Но слепцы поворачивали серопыльные лица, раскрывали бельма и не прозревали. И ветер шептал: «За шеломенем есте». Затрепетала из туч огненно-красная пелена и потухла. Пролепетала березка, взмолилась: уснула. Сумрак разорвался у горизонта: оттуда торчала заката кровавая головня. На рогоже красные горели, ярые уголья, и ярыми она, как полосатый плащ, развеивалась пятнами на зарю. На восковом лике Адама венка полевые травинки нежным посвистом испуганно пели, а сочные росой, зеленые кистья огневою кропили слезой незрячих незрячие лица: знал, что делал — возвращал зрение. Возвращал, отец, им жизнь, и огневые из глаз катились слезы: и не кровавым кружевом слез курился его повитый лик, светлостью овеянный: царство курилось отца, повитое пожаром.
«Отец, я уже не вернусь к тебе, ибо тебя и нет вовсе: ты отныне горишь, исходишь чадом, исходишь прахом». Он возвращался в город: знал, что делал. Шел от малого к большему, чтобы ко всем возвратиться.
Вниз разбежалась равнина: и Лисиченск мерцал вдали золотым там крестим.
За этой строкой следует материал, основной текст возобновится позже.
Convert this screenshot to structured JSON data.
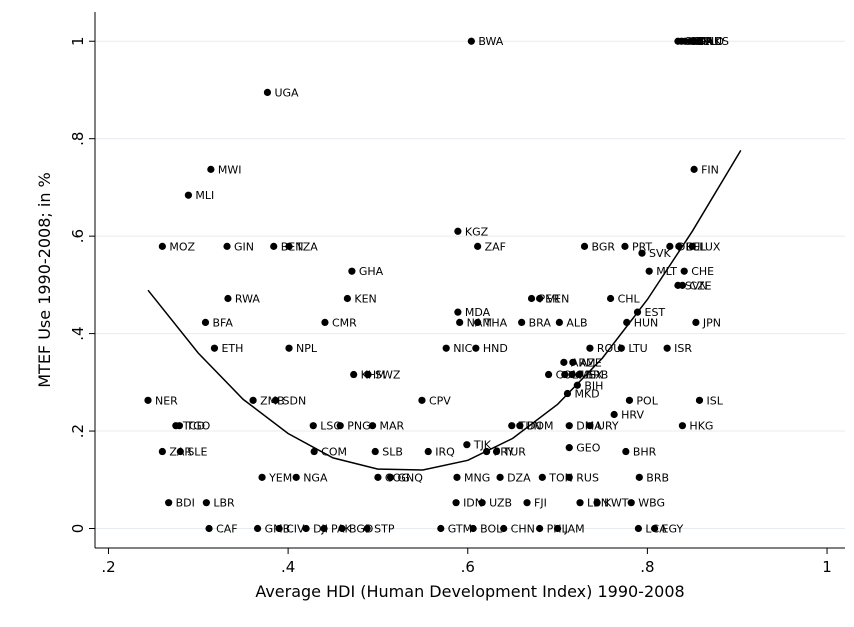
{
  "chart_data": {
    "type": "scatter",
    "x_label": "Average HDI (Human Development Index) 1990-2008",
    "y_label": "MTEF Use 1990-2008; in %",
    "xlim": [
      0.185,
      1.02
    ],
    "ylim": [
      -0.04,
      1.06
    ],
    "xticks": [
      {
        "value": 0.2,
        "label": ".2"
      },
      {
        "value": 0.4,
        "label": ".4"
      },
      {
        "value": 0.6,
        "label": ".6"
      },
      {
        "value": 0.8,
        "label": ".8"
      },
      1
    ],
    "yticks": [
      0,
      {
        "value": 0.2,
        "label": ".2"
      },
      {
        "value": 0.4,
        "label": ".4"
      },
      {
        "value": 0.6,
        "label": ".6"
      },
      {
        "value": 0.8,
        "label": ".8"
      },
      1
    ],
    "grid": true,
    "color": "#000000",
    "line_color": "#000000",
    "labels": [
      "BWA",
      "SGP",
      "GBR",
      "IRL",
      "DNK",
      "NLD",
      "AUS",
      "UGA",
      "MWI",
      "MLI",
      "FIN",
      "KGZ",
      "MOZ",
      "GIN",
      "BEN",
      "TZA",
      "ZAF",
      "BGR",
      "PRT",
      "DEU",
      "BEL",
      "LUX",
      "SVK",
      "GHA",
      "MLT",
      "CHE",
      "RWA",
      "KEN",
      "PER",
      "VEN",
      "CHL",
      "SVN",
      "CZE",
      "MDA",
      "EST",
      "BFA",
      "CMR",
      "NAM",
      "THA",
      "BRA",
      "ALB",
      "HUN",
      "JPN",
      "ETH",
      "NPL",
      "NIC",
      "HND",
      "ROU",
      "LTU",
      "ISR",
      "KHM",
      "SWZ",
      "ARM",
      "AZE",
      "COL",
      "MUS",
      "MEX",
      "SRB",
      "BIH",
      "MKD",
      "NER",
      "ZMB",
      "SDN",
      "CPV",
      "POL",
      "ISL",
      "HRV",
      "TCD",
      "TGO",
      "LSO",
      "PNG",
      "MAR",
      "TUN",
      "DOM",
      "DMA",
      "URY",
      "HKG",
      "ZAR",
      "SLE",
      "COM",
      "SLB",
      "IRQ",
      "PRY",
      "TUR",
      "GEO",
      "BHR",
      "TJK",
      "YEM",
      "NGA",
      "COG",
      "GNQ",
      "MNG",
      "DZA",
      "TON",
      "RUS",
      "BRB",
      "BDI",
      "LBR",
      "IDN",
      "UZB",
      "FJI",
      "LBN",
      "KWT",
      "WBG",
      "CAF",
      "GMB",
      "CIV",
      "DJI",
      "PAK",
      "BGD",
      "STP",
      "GTM",
      "BOL",
      "CHN",
      "PHL",
      "JAM",
      "LCA",
      "EGY"
    ],
    "x": [
      0.604,
      0.834,
      0.838,
      0.842,
      0.848,
      0.852,
      0.858,
      0.377,
      0.314,
      0.289,
      0.852,
      0.589,
      0.26,
      0.332,
      0.384,
      0.401,
      0.611,
      0.73,
      0.775,
      0.825,
      0.835,
      0.85,
      0.794,
      0.471,
      0.802,
      0.841,
      0.333,
      0.466,
      0.671,
      0.68,
      0.759,
      0.834,
      0.839,
      0.589,
      0.789,
      0.308,
      0.441,
      0.591,
      0.611,
      0.66,
      0.702,
      0.777,
      0.854,
      0.318,
      0.401,
      0.576,
      0.609,
      0.736,
      0.771,
      0.822,
      0.473,
      0.489,
      0.707,
      0.717,
      0.69,
      0.708,
      0.716,
      0.724,
      0.722,
      0.711,
      0.244,
      0.361,
      0.386,
      0.549,
      0.78,
      0.858,
      0.763,
      0.275,
      0.279,
      0.428,
      0.458,
      0.494,
      0.649,
      0.658,
      0.713,
      0.736,
      0.839,
      0.26,
      0.28,
      0.429,
      0.497,
      0.556,
      0.621,
      0.632,
      0.713,
      0.776,
      0.599,
      0.371,
      0.409,
      0.5,
      0.514,
      0.588,
      0.636,
      0.683,
      0.713,
      0.791,
      0.267,
      0.309,
      0.587,
      0.616,
      0.666,
      0.725,
      0.744,
      0.782,
      0.312,
      0.366,
      0.39,
      0.42,
      0.44,
      0.46,
      0.488,
      0.57,
      0.606,
      0.64,
      0.68,
      0.7,
      0.79,
      0.808
    ],
    "values": [
      1,
      1,
      1,
      1,
      1,
      1,
      1,
      0.895,
      0.737,
      0.684,
      0.737,
      0.61,
      0.579,
      0.579,
      0.579,
      0.579,
      0.579,
      0.579,
      0.579,
      0.579,
      0.579,
      0.579,
      0.565,
      0.528,
      0.528,
      0.528,
      0.472,
      0.472,
      0.472,
      0.472,
      0.472,
      0.499,
      0.499,
      0.444,
      0.444,
      0.423,
      0.423,
      0.423,
      0.423,
      0.423,
      0.423,
      0.423,
      0.423,
      0.37,
      0.37,
      0.37,
      0.37,
      0.37,
      0.37,
      0.37,
      0.316,
      0.316,
      0.341,
      0.341,
      0.316,
      0.316,
      0.316,
      0.316,
      0.294,
      0.277,
      0.263,
      0.263,
      0.263,
      0.263,
      0.263,
      0.263,
      0.234,
      0.211,
      0.211,
      0.211,
      0.211,
      0.211,
      0.211,
      0.211,
      0.211,
      0.211,
      0.211,
      0.158,
      0.158,
      0.158,
      0.158,
      0.158,
      0.158,
      0.158,
      0.166,
      0.158,
      0.172,
      0.105,
      0.105,
      0.105,
      0.105,
      0.105,
      0.105,
      0.105,
      0.105,
      0.105,
      0.053,
      0.053,
      0.053,
      0.053,
      0.053,
      0.053,
      0.053,
      0.053,
      0,
      0,
      0,
      0,
      0,
      0,
      0,
      0,
      0,
      0,
      0,
      0,
      0,
      0
    ],
    "fit": {
      "x": [
        0.244,
        0.3,
        0.35,
        0.4,
        0.45,
        0.5,
        0.55,
        0.6,
        0.65,
        0.7,
        0.75,
        0.8,
        0.85,
        0.904
      ],
      "y": [
        0.489,
        0.36,
        0.265,
        0.195,
        0.145,
        0.122,
        0.12,
        0.14,
        0.185,
        0.255,
        0.35,
        0.47,
        0.61,
        0.776
      ]
    }
  }
}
В ту пору подавала отцу кухарка студень. Отец поперхнулся жирным куском, когда тарелка у золотокосой выпала кухарки, и она наполнила комнату тихим и нежным звоном; женщина будто помолодела, будто стала сквозная, и — ах! — нежным тронулась облаком; вот была уже она у окна, нежной выкуриваясь струйкой фимиама в ночи темь: и уж то не дымок: то едкий пламени шелк, шелк, побежавший по стенам дома. Дом загорался: душа отлетала, и пожара теперь нельзя уже было никак потушить.
Лисиченск
Кто там садился на станции у буфета, померкший, тихий, но овладевший собой? В плетеной корзине как бы от белья, закрытой синей кумачовой тряпкой, сохранились царские регалии: и рогожа, и венец из настоящей меди, и многое иное, о чем не следовало знать. Бледное, бледное, бледное клонил лицо Адам Антонович: знал, что делал — возвращался в столицу, страшною своей облеченный тайной. Кто поджег дом отца? Или его никто не поджигал? — Зачем спрашивать: поезд бросится все вперед, все вперед — куда?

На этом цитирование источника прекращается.